ComputaCenter is seeing huge demand for Sans, particularly in the City. "I assume banks are consolidating their servers for e-business," says Paul Farelly, infrastructure sales manager at ComputaCenter.
Farelly says Sans are far more complex than networks to implement. "At least on a network you have a static IT infrastructure. The San needs to connect to everything else in a company. It is one of the most complex technologies to implement," he explains.
The problem at the moment is one of a skills shortage. Ghent says, "People with San skills are more sought after, as firms need expertise in fibre channel and people who have an understanding of the procedures and methodologies involved in running large mainframe systems. The mainframe is very rigid, it is well managed and secure, unlike an NT environment where the IT manager may not know how many servers he has."
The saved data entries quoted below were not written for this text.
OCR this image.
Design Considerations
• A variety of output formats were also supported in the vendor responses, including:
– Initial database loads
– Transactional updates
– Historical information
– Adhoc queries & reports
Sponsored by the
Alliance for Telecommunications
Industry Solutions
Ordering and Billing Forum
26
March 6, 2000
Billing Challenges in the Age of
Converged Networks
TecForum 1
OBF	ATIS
Ghent believes that mainframe skills need to be combined with the ability to work in a heterogeneous IT environment where IT people have been exposed to NT and the various flavours of Unix.
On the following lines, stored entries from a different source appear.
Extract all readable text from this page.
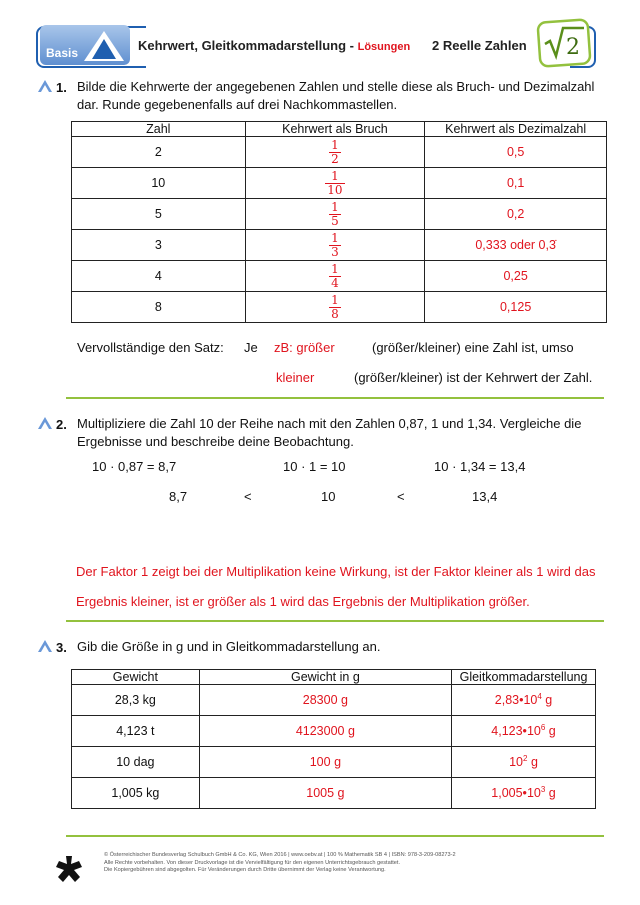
Basis	Kehrwert, Gleitkommadarstellung - Lösungen 2 Reelle Zahlen 2
1. Bilde die Kehrwerte der angegebenen Zahlen und stelle diese als Bruch- und Dezimalzahl
dar. Runde gegebenenfalls auf drei Nachkommastellen.
Zahl	Kehrwert als Bruch	Kehrwert als Dezimalzahl
2	$\frac{1}{2}$	0,5
10	$\frac{1}{10}$	0,1
5	$\frac{1}{5}$	0,2
3	$\frac{1}{3}$	0,333 oder 0,3̇
4	$\frac{1}{4}$	0,25
8	$\frac{1}{8}$	0,125
Vervollständige den Satz: Je zB: größer	(größer/kleiner) eine Zahl ist, umso
kleiner	(größer/kleiner) ist der Kehrwert der Zahl.
2. Multipliziere die Zahl 10 der Reihe nach mit den Zahlen 0,87, 1 und 1,34. Vergleiche die
Ergebnisse und beschreibe deine Beobachtung.
10 · 0,87 = 8,7	10 · 1 = 10	10 · 1,34 = 13,4
8,7	<	10	<	13,4
Der Faktor 1 zeigt bei der Multiplikation keine Wirkung, ist der Faktor kleiner als 1 wird das
Ergebnis kleiner, ist er größer als 1 wird das Ergebnis der Multiplikation größer.
3. Gib die Größe in g und in Gleitkommadarstellung an.
Gewicht	Gewicht in g	Gleitkommadarstellung
28,3 kg	28300 g	$2,83•10^4$ g
4,123 t	4123000 g	$4,123•10^6$ g
10 dag	100 g	$10^2$ g
1,005 kg	1005 g	$1,005•10^3$ g
© Österreichischer Bundesverlag Schulbuch GmbH & Co. KG, Wien 2016 | www.oebv.at | 100 % Mathematik SB 4 | ISBN: 978-3-209-08273-2
Alle Rechte vorbehalten. Von dieser Druckvorlage ist die Vervielfältigung für den eigenen Unterrichtsgebrauch gestattet.
Die Kopiergebühren sind abgegolten. Für Veränderungen durch Dritte übernimmt der Verlag keine Verantwortung.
Storage accounts for as much as 60% to 70% of datacentre costs. And Stuart Curley, senior technical architect at Cap Gemini, says he is seeing resistance to San implementation due to the high costs. "Initial costs are extremely high," he notes, - it can cost millions of pounds to build a San - "It is not easy to build incrementally."
Curley adds, "We have not seen our customers going for Sans as they have already heavily invested in data centres." Building a San effectively involves creating an entirely new datacentre - at considerable cost.
There is also a cultural barrier that needs to be overcome relating to the ownership of data. "The San is seen as negative in some companies as it involves distributing data. Users no longer own the data as a central resource," Curley explains.
Curley says he is seeing resistance to change among the people responsible for managing data (database administrators) but not among those who manage the networks (network managers). "Network managers are keen, but database administrators seem threatened by this new way of working," he says.
For the future, Curley predicts that a new category of IT manager will appear who combines the skills of database administration with network management.
Industry experts agree that, in the long run, fibre channel and Sans will lower the cost of delivering IT. Backing up data will become simpler and the design of Sans can be an integral part of a disaster recovery strategy, where data is mirrored at two or more datacentres.
Companies such as BT are now looking into providing storage on tap through an ASP-style arrangement.
There is no reason why a multinational cannot have its data stored and managed centrally through an outsource agreement with a service provider. Regional offices would then access data over the Internet and back-ups would be performed centrally - which would reduce IT costs.
But data is a company's most valuable IT asset. With external companies holding that data, issues of security need to be addressed. For instance, a service provider's datacentre may store data from several rival businesses. They must find a way of keeping data isolated.
The other big concern is Internet security. With data accessed over the Internet connection - even a secure connection - there is a perception that the data is not housed in a company's own datacentre, making it more prone to attack or theft by a hacker.
San technology is still evolving - standards for plug and play compatibility are still some way off. There appears to be a battle in the datacentre over who should own the data, and companies are wary of outsourcing their storage requirement.
Generally, users need to be prepared for when they adopt a San strategy. This will involve investing in building up mainframe-like skills in their datacentres, combined with Unix and NT expertise.